Abstract

Tax competition is often associated with the “race to the bottom:” a decrease in the tax rate of one jurisdiction (country, region or municipality) triggers similar reactions in neighboring jurisdictions. This race can be related to two properties of the tax competition game: positive tax spillovers and the strategic complementarity of tax rates. Using tools from generalized concavity, more precisely r-concavity, and supermodular games, this paper offers a simple yet unifying perspective on the fundamental forces that shape tax competition. The main results characterize sufficient conditions on the marginal productivity of tax competing jurisdictions to predict a “race to the bottom.” These conditions bind the curvature of the demand for capital of each tax-competing jurisdiction.

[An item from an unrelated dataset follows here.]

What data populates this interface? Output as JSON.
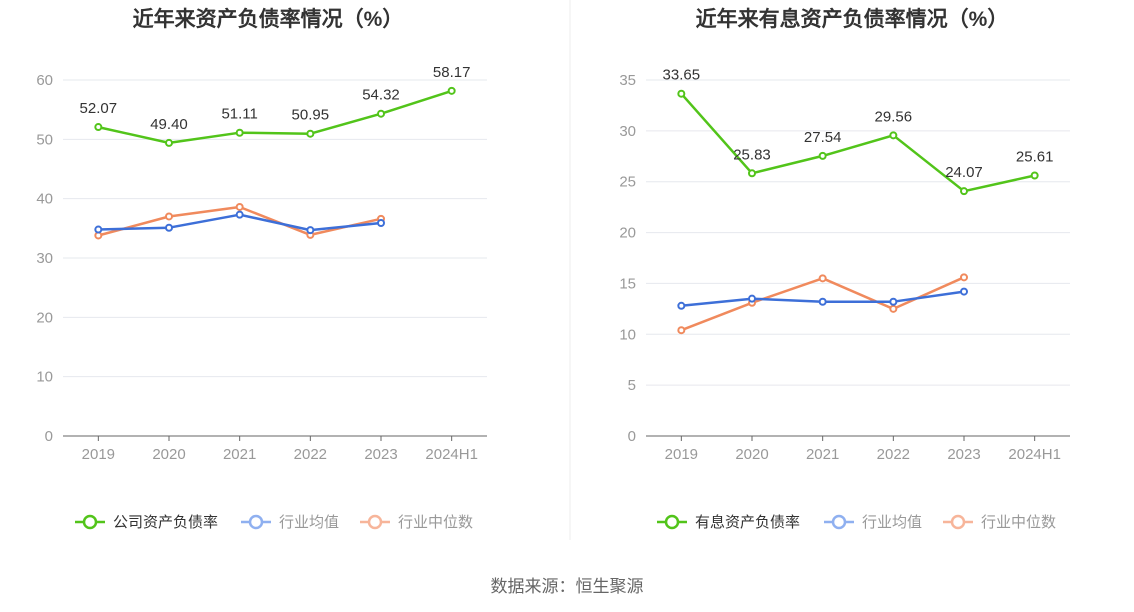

Quadratic production function respects these, while Cobb–Douglas form requires an additional condition. We deduce several results: at least one pure-strategy Nash equilibrium exists and is unique. Going beyond our specific framework, we apply some results of supermodular games with positive spillovers: in case of multiple equilibriums, tax coordination is Pareto improving; but the coalition of a subgroup of countries does not achieve neither tax coordination, nor tax cooperation. Establishing similar sufficient conditions for the supermodularity of the tax competition game with welfare maximizers raises multiple issues. Besides the question of the nature of public spending, we discuss the role of capital by considering an elastic worldwide stock of capital, capital ownership, and offshore centers.